Queer pride, for real


IT'S TEMPTING TO want to cheer for the U.S. Supreme Court, which, in a profoundly important civil rights case, overturned the heinous Bowers v. Hardwick June 27 and decriminalized queer sex. The ruling in Lawrence v. Texas does much more than toss out antisodomy laws: For the first time ever, it puts the nation's highest court on record as asserting that lesbian and gay people have specific civil rights that deserve federal protection. It opens the door to vastly expanding lesbian, gay, bisexual, and transgender rights. It will almost certainly go down in history as a turning point in a long, long struggle for social and legal acceptance for a large and long-oppressed minority.

But while the champagne corks are popping, it's important to remember that the credit for this breakthrough doesn't really go to the nine justices in Washington, D.C. The Supreme Court is a political creature, and it responds – slowly – to social change and community pressure. It was 50 years of queer organizing, from Harry Hay and the Mattachine Society to Stonewall to Harvey Milk to AIDS activism and thousands of other struggles, big and small, many of them based in San Francisco (and many at first derided as far too radical), that transformed U.S. society to the point that Lawrence v. Texas was possible.

There are a number of remarkable elements of the high court decision. The majority opinion, written by Justice Anthony Kennedy (a conservative Roman Catholic), is less a strict legal analysis than a meditation on freedom and human dignity.
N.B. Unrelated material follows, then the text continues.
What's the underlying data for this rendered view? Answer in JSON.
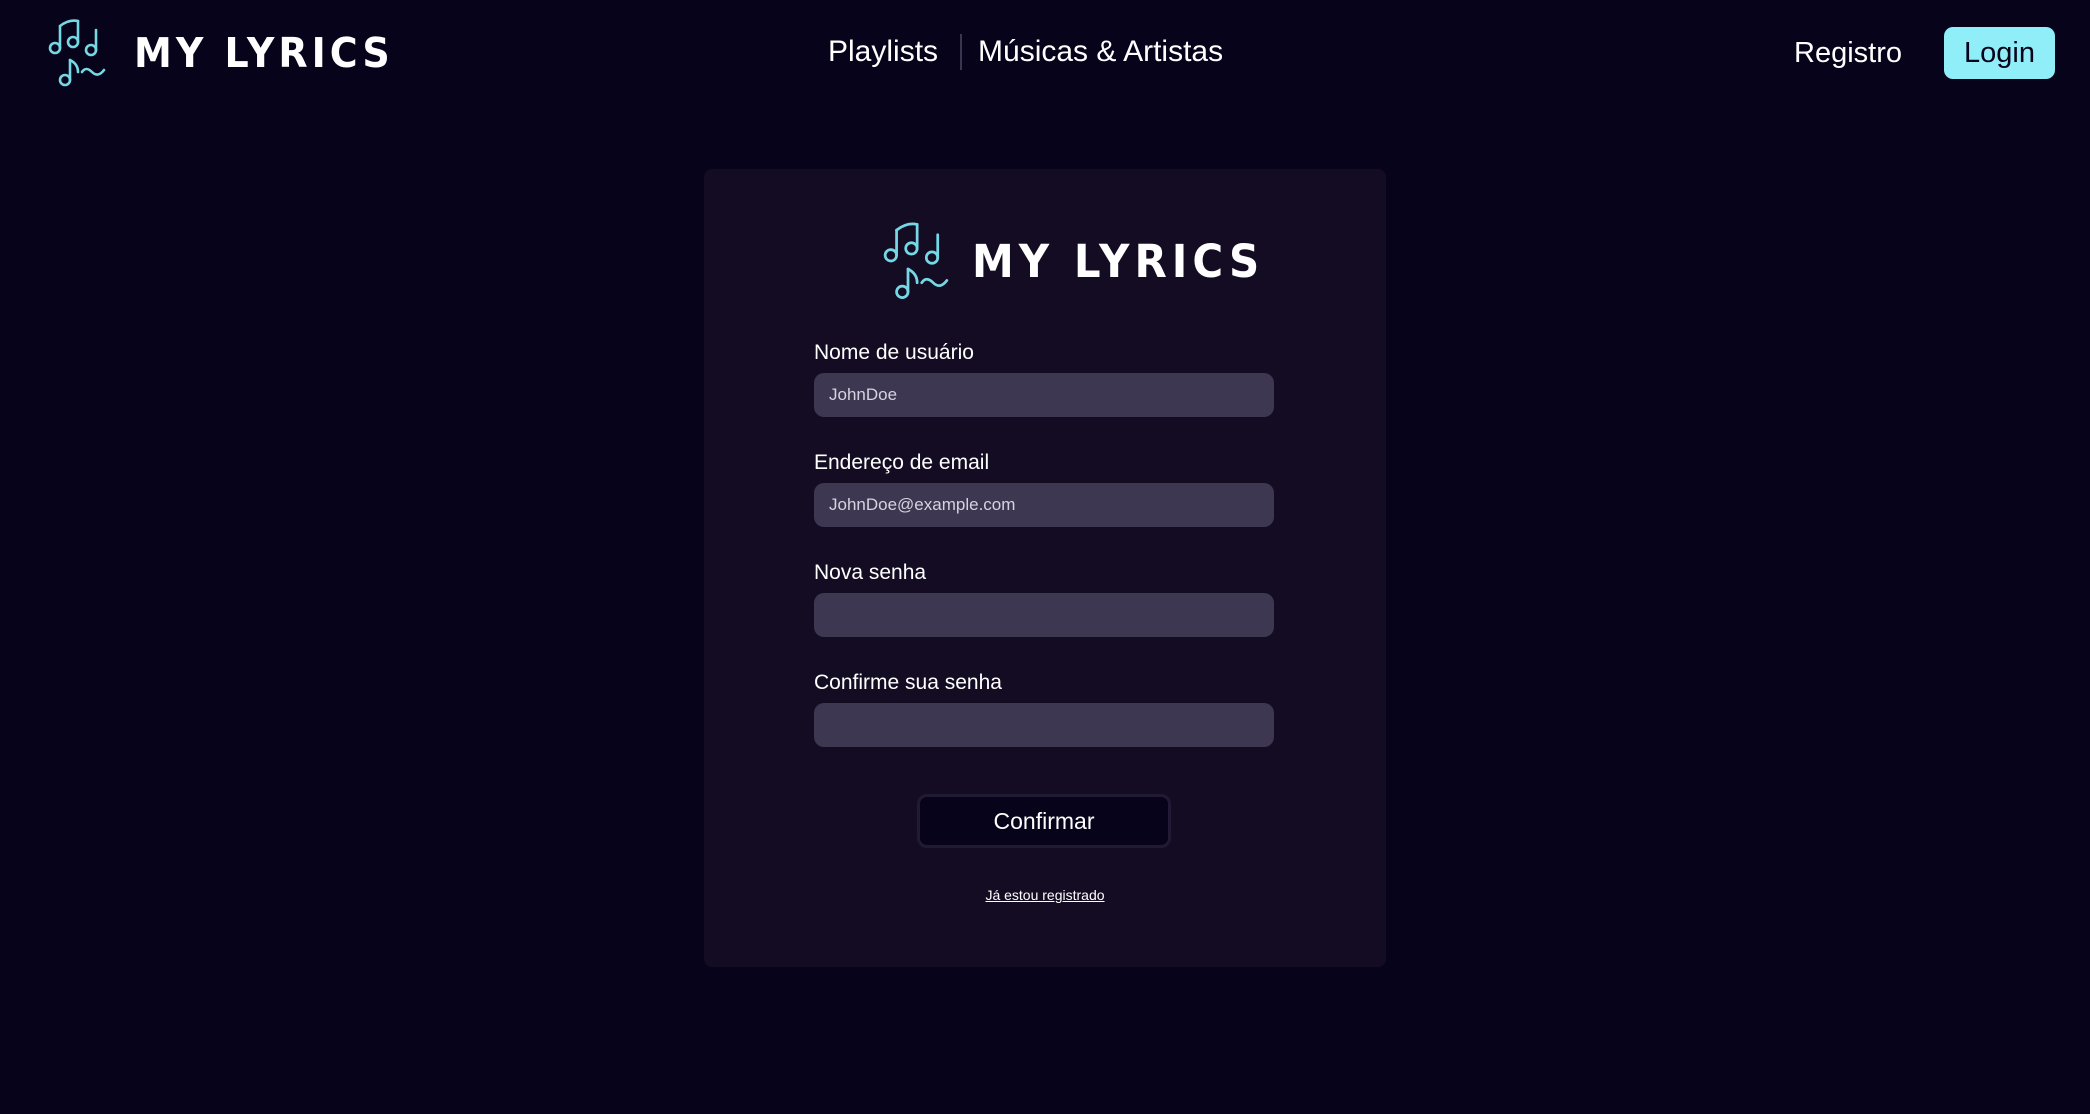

Kennedy asserts that even though the Texas antisodomy law at issue was only a misdemeanor offense, rarely prosecuted, the very fact that consensual intimate personal conduct inside one's own home could be criminalized is a violation of the most basic liberties in the Constitution and is "an invitation to discrimination." In the broadest possible language, he states that that notorious Bowers case (which upheld Georgia's antisodomy laws) "was not correct when it was decided [and] is not correct today."

The opinion reflects a dramatic change over the past several decades in mainstream attitudes toward lesbian and gay relationships. This is hardly a radical left-wing court, but from reading the opinion, and even the dissent by Clarence Thomas, it's clear that none of the justices (save for Antonin Scalia, who still fears the "homosexual agenda") want to be associated with antigay attitudes or want to endorse discrimination against LBGT people. (Thomas notes that the Texas law was "uncommonly silly" and that if he were in the Texas legislature, he would vote to repeal it.) That's a huge change from the Bowers era, in 1986, when the court had no problem asserting that homosexuality was by its nature deviant and criminal. And it's a reflection of the vast amount of effort a huge number of LGBT activists have put into changing the way society thinks. It's also a reminder that huge, sweeping social change doesn't always come instantly – it comes after decades of setbacks, after endless, often frustrating political work.
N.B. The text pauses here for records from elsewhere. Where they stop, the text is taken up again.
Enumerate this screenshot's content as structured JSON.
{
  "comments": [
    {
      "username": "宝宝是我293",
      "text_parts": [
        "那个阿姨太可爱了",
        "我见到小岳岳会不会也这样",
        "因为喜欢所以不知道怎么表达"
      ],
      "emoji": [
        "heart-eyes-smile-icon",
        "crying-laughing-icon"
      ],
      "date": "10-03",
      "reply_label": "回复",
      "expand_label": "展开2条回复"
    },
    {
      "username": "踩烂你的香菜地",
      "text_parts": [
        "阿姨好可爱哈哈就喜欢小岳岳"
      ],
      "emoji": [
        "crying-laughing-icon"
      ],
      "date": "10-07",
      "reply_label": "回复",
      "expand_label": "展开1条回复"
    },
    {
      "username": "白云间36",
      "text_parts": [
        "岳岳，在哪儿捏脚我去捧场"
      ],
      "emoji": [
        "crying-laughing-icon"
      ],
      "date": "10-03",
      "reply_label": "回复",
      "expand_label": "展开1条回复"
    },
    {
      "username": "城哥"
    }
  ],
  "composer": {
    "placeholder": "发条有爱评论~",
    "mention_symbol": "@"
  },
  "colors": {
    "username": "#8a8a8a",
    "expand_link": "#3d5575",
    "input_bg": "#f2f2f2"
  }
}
Scalia, in a scathing dissent, argues that the Lawrence precedent set the court firmly on the road to legalizing gay marriage. That's probably true. It's not a stretch to suggest that the LGBT legal community start looking right away for a good plaintiff and a strong case to take to court to force the issue.

And while this country is a long, long way from granting full rights and respect to queer people, and the struggle will continue for decades more to come, it's worth taking time here to celebrate – and to congratulate the thousands of grassroots queer activists who have, quite literally, changed the world.